Gauging Institutional Interest
Gary Gastineau, managing director of ETF Consultants in Summit, N.J, said it is difficult to determine the true institutional position in ETFs because of the number of mutual funds which would count as institutional investors in 13f filings required by the Investment Company Act that invest in them to equitize cash overnight and the large short positions in many ETFs. Mutual funds are particularly fond of SPDRs for adjusting equity exposure. This is a significant part of ETF usage, he added.
ETFs also attract institutional investors interested in short selling. The 13f reports show 150% of the shares outstanding in some ETFs are held in institutional accounts, Gastineau said, noting that the iShares Russell 2000 Index ETF consistently boasts more than 200% short interest. For every 100 shares of Russell 2000 that iShares issues, there are 300 shares in shareholder accounts.
Shorting an ETF works better for some institutional investors from an administrative and economic point of view than a futures contract, Gastineau said. Because futures track an index, you have to deal with mark-to-market flows on the futures contract each day, and it has to be done in futures accounts not securities accounts. For some accounts,
its much easier to short an ETF, he underscored. Any calculation of institutional interest is going to be suspicious because short interest is going to cause a 13f report to overstate institutional interest, he added.

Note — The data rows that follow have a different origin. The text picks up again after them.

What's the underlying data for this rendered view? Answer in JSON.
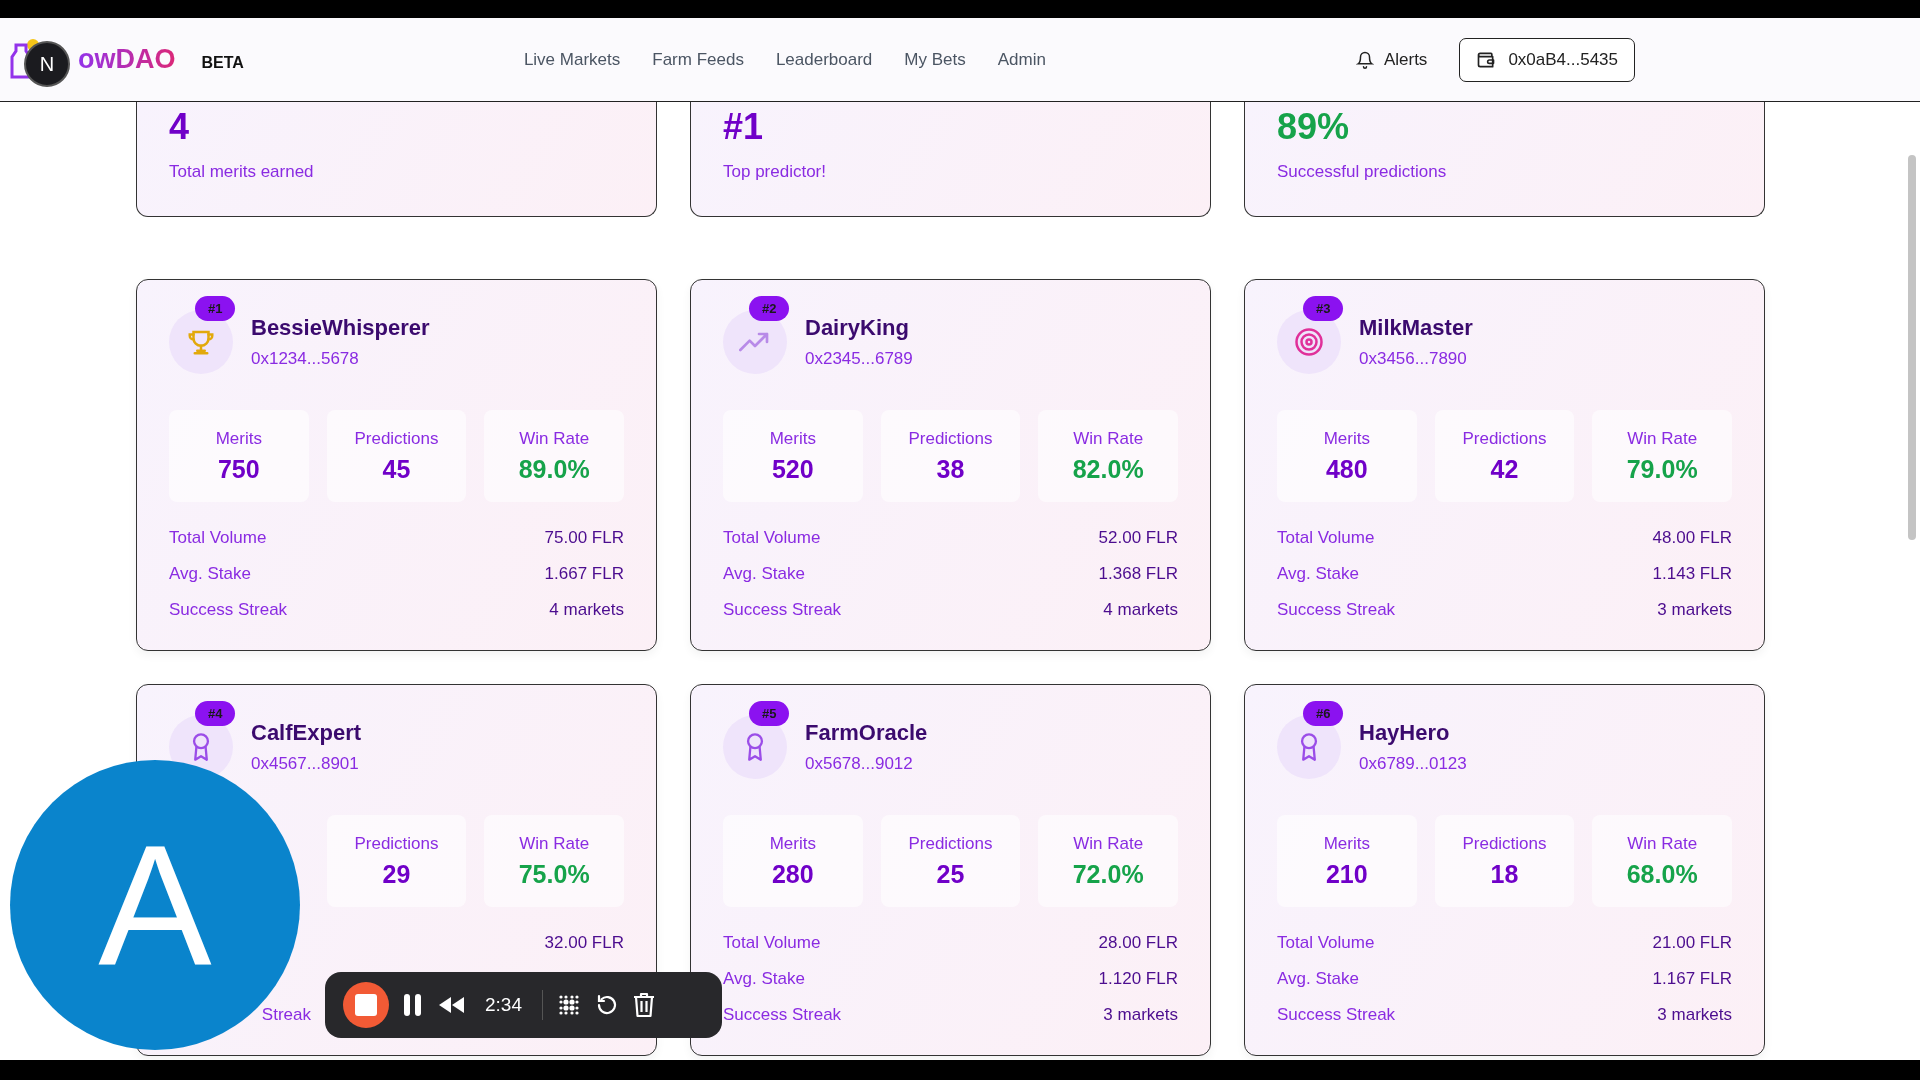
{
  "header": {
    "logo_text": "owDAO",
    "badge": "BETA",
    "nav": [
      {
        "label": "Live Markets"
      },
      {
        "label": "Farm Feeds"
      },
      {
        "label": "Leaderboard"
      },
      {
        "label": "My Bets"
      },
      {
        "label": "Admin"
      }
    ],
    "alerts": "Alerts",
    "wallet": "0x0aB4...5435"
  },
  "summary": [
    {
      "value": "4",
      "caption": "Total merits earned",
      "kind": "purple"
    },
    {
      "value": "#1",
      "caption": "Top predictor!",
      "kind": "purple"
    },
    {
      "value": "89%",
      "caption": "Successful predictions",
      "kind": "green"
    }
  ],
  "predictors": [
    {
      "rank": "#1",
      "name": "BessieWhisperer",
      "address": "0x1234...5678",
      "stats": [
        {
          "label": "Merits",
          "value": "750"
        },
        {
          "label": "Predictions",
          "value": "45"
        },
        {
          "label": "Win Rate",
          "value": "89.0%"
        }
      ],
      "details": [
        {
          "label": "Total Volume",
          "value": "75.00 FLR"
        },
        {
          "label": "Avg. Stake",
          "value": "1.667 FLR"
        },
        {
          "label": "Success Streak",
          "value": "4 markets"
        }
      ]
    },
    {
      "rank": "#2",
      "name": "DairyKing",
      "address": "0x2345...6789",
      "stats": [
        {
          "label": "Merits",
          "value": "520"
        },
        {
          "label": "Predictions",
          "value": "38"
        },
        {
          "label": "Win Rate",
          "value": "82.0%"
        }
      ],
      "details": [
        {
          "label": "Total Volume",
          "value": "52.00 FLR"
        },
        {
          "label": "Avg. Stake",
          "value": "1.368 FLR"
        },
        {
          "label": "Success Streak",
          "value": "4 markets"
        }
      ]
    },
    {
      "rank": "#3",
      "name": "MilkMaster",
      "address": "0x3456...7890",
      "stats": [
        {
          "label": "Merits",
          "value": "480"
        },
        {
          "label": "Predictions",
          "value": "42"
        },
        {
          "label": "Win Rate",
          "value": "79.0%"
        }
      ],
      "details": [
        {
          "label": "Total Volume",
          "value": "48.00 FLR"
        },
        {
          "label": "Avg. Stake",
          "value": "1.143 FLR"
        },
        {
          "label": "Success Streak",
          "value": "3 markets"
        }
      ]
    },
    {
      "rank": "#4",
      "name": "CalfExpert",
      "address": "0x4567...8901",
      "stats": [
        {
          "kind": "hidden"
        },
        {
          "label": "Predictions",
          "value": "29"
        },
        {
          "label": "Win Rate",
          "value": "75.0%"
        }
      ],
      "details": [
        {
          "value": "32.00 FLR"
        },
        {
          "kind": "hidden"
        },
        {
          "label": "Streak",
          "kind": "tail"
        }
      ]
    },
    {
      "rank": "#5",
      "name": "FarmOracle",
      "address": "0x5678...9012",
      "stats": [
        {
          "label": "Merits",
          "value": "280"
        },
        {
          "label": "Predictions",
          "value": "25"
        },
        {
          "label": "Win Rate",
          "value": "72.0%"
        }
      ],
      "details": [
        {
          "label": "Total Volume",
          "value": "28.00 FLR"
        },
        {
          "label": "Avg. Stake",
          "value": "1.120 FLR"
        },
        {
          "label": "Success Streak",
          "value": "3 markets"
        }
      ]
    },
    {
      "rank": "#6",
      "name": "HayHero",
      "address": "0x6789...0123",
      "stats": [
        {
          "label": "Merits",
          "value": "210"
        },
        {
          "label": "Predictions",
          "value": "18"
        },
        {
          "label": "Win Rate",
          "value": "68.0%"
        }
      ],
      "details": [
        {
          "label": "Total Volume",
          "value": "21.00 FLR"
        },
        {
          "label": "Avg. Stake",
          "value": "1.167 FLR"
        },
        {
          "label": "Success Streak",
          "value": "3 markets"
        }
      ]
    }
  ],
  "dev_indicator": "N",
  "avatar": "A",
  "recorder": {
    "time": "2:34"
  }
}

Fulton said ETFs also are increasingly attracting hedge funds, which find the funds easy to trade and a quick and efficient way to gain exposure to alternative investments such as commodities and listed private equity. ETFs are very liquid, very easy to trade and a very easy tool for hedge funds to use, he added.
Looking Ahead
All indications are that ETFs very attractive to investment advisors working with individual investors are on the verge of establishing a foothold in the institutional market, not only with DC plans but with an array of investors who find them attractive for the transparency, efficiency and cost savings they offer. There are a whole lot of changes going on, and its not simple, Gastineau said. Ultimately, yes, ETFs will be very big in 401(k)s.
Fulton, whose firm launched the first ETF-of-ETFs in May, predicted that the more innovative the market becomes, the more attractive it will be to the institutional arena. Those types of products are the next generation of building blocks, he said, referring to target-date, target-risk and other newly launched exchange-traded funds.